Because our coaching philosophy at Change Masters, our global coaching organization of three decades, is to shrink the gap between what you intend and how you’re coming across to others. The number one statement we hear from our talented clients is, “But that’s not what I meant!” You can’t vote on your perception, but you can manage it. And that’s what we do. We help people navigate that gap very authentically. You don’t appear to care about that gap, Amazon, but it’s an extremely costly one.
Our focus at Change Masters is on increasing self-awareness of the blind spots we all have, and giving our clients tough, revealing video feedback with pragmatic approaches to be more powerful, persuasive and real communicators and productive leaders. I doubt, from this article, you’d ever bother with this type of investment in your people, Amazon. It would take away from what makes economic sense to you. I understand – I just don’t like you anymore.
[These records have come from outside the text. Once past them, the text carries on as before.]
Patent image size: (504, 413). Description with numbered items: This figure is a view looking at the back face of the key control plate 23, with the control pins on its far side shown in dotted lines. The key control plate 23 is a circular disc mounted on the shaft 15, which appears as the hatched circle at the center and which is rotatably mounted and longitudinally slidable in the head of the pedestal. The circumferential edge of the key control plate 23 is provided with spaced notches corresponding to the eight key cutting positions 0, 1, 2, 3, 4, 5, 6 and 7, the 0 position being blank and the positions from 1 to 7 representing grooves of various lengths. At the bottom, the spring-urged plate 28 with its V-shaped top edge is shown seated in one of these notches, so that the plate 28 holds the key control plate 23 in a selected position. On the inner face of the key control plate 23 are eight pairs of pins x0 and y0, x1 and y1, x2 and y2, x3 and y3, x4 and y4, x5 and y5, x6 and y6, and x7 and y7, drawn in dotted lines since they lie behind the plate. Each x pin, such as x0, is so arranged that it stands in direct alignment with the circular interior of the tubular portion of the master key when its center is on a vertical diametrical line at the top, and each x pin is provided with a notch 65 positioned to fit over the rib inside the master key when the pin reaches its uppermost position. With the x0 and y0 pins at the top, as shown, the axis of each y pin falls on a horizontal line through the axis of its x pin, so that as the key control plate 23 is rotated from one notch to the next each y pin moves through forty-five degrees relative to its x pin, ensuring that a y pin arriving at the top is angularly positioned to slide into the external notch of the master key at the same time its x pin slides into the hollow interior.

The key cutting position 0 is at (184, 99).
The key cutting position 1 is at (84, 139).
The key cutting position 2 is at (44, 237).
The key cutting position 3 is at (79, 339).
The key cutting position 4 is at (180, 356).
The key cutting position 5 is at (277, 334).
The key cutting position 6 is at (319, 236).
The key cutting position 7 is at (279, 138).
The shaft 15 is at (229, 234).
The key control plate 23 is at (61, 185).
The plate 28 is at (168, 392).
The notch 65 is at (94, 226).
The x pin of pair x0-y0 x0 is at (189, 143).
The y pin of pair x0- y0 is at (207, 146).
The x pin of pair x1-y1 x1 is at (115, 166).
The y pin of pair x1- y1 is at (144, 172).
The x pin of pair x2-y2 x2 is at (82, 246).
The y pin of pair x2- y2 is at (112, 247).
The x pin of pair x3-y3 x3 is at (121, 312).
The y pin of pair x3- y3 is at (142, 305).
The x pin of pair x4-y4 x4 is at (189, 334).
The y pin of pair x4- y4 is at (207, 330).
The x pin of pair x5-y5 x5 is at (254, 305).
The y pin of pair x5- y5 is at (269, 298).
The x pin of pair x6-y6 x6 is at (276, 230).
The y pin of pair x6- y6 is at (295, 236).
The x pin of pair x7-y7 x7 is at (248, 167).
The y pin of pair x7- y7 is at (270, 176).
You make a lot of money but you’re not a vanguard of the future. You represent what the future companies will have to navigate away from in order to be sustainable. Henry Ford said, nearly a century ago, “All I wanted was a good set of hands. Unfortunately, there was always a man attached.” We’ve seen the cost of that philosophy in companies large and small, over and over again.
So, goodbye, my sweet addiction. I think I have plenty of books to get me through my withdrawal. Efficiency is one thing – cold, calculated, bullying brutality is quite another. You won’t miss me, but then again, I won’t much miss you, either. Enjoy your drones!